Par un second arrêt n° 15MA01156 du 3 novembre 2015, la cour administrative d'appel de Marseille a, de nouveau, annulé la décision du 14 octobre 2008 ainsi que le jugement du tribunal administratif en tant qu'il avait rejeté la demande de M. B...dirigée contre cette décision.
Par un pourvoi sommaire et un mémoire complémentaire, enregistrés les 31 décembre 2015 et 31 mars 2016 au secrétariat du contentieux, La Poste demande au Conseil d'Etat :
1°) d'annuler ce dernier arrêt de la cour administrative d'appel de Marseille ;
2°) de mettre à la charge de M. B...la somme de 3 000 euros en application des dispositions de l'article L. 761-1 du code de justice administrative.
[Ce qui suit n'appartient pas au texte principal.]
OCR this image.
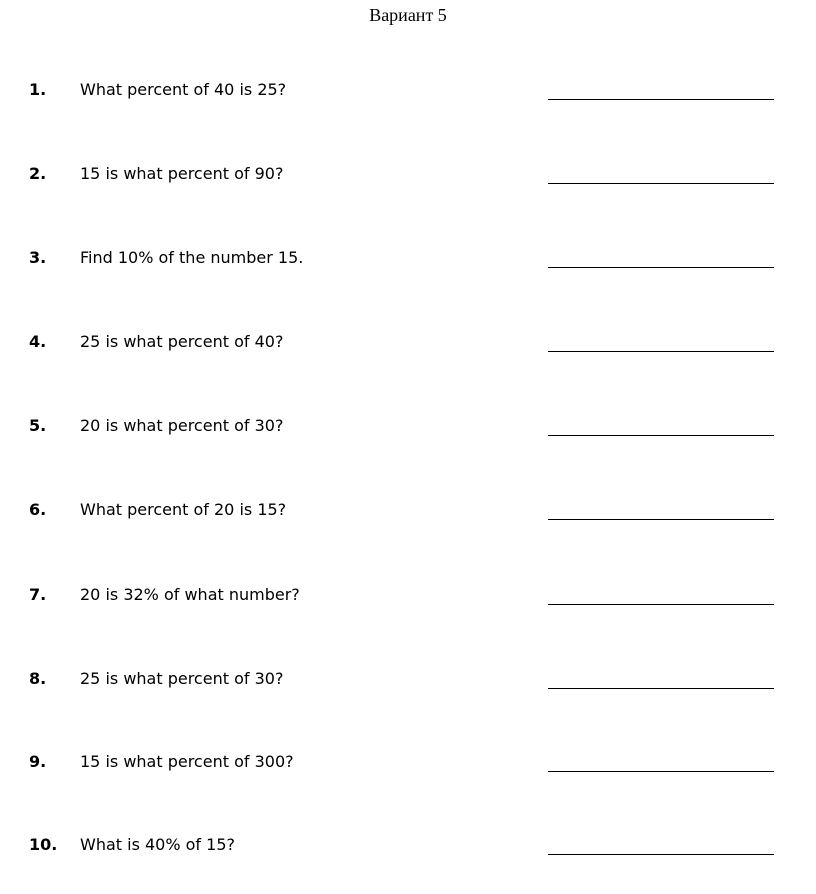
Вариант 5
1. What percent of 40 is 25?
2. 15 is what percent of 90?
3. Find 10% of the number 15.
4. 25 is what percent of 40?
5. 20 is what percent of 30?
6. What percent of 20 is 15?
7. 20 is 32% of what number?
8. 25 is what percent of 30?
9. 15 is what percent of 300?
10. What is 40% of 15?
Vu les autres pièces du dossier ;
Vu :
- la loi n° 83-634 du 13 juillet 1983 ;
- la loi n° 84-16 du 11 janvier 1984 ;
- la loi n° 90-568 du 2 juillet 1990 ;
- le code de justice administrative ;
Après avoir entendu en séance publique :
- le rapport de Mme Sophie-Caroline de Margerie, conseiller d'Etat,
- les conclusions de Mme Béatrice Bourgeois-Machureau, rapporteur public.
La parole ayant été donnée, avant et après les conclusions, à Me Thomas Haas, avocat de La Poste.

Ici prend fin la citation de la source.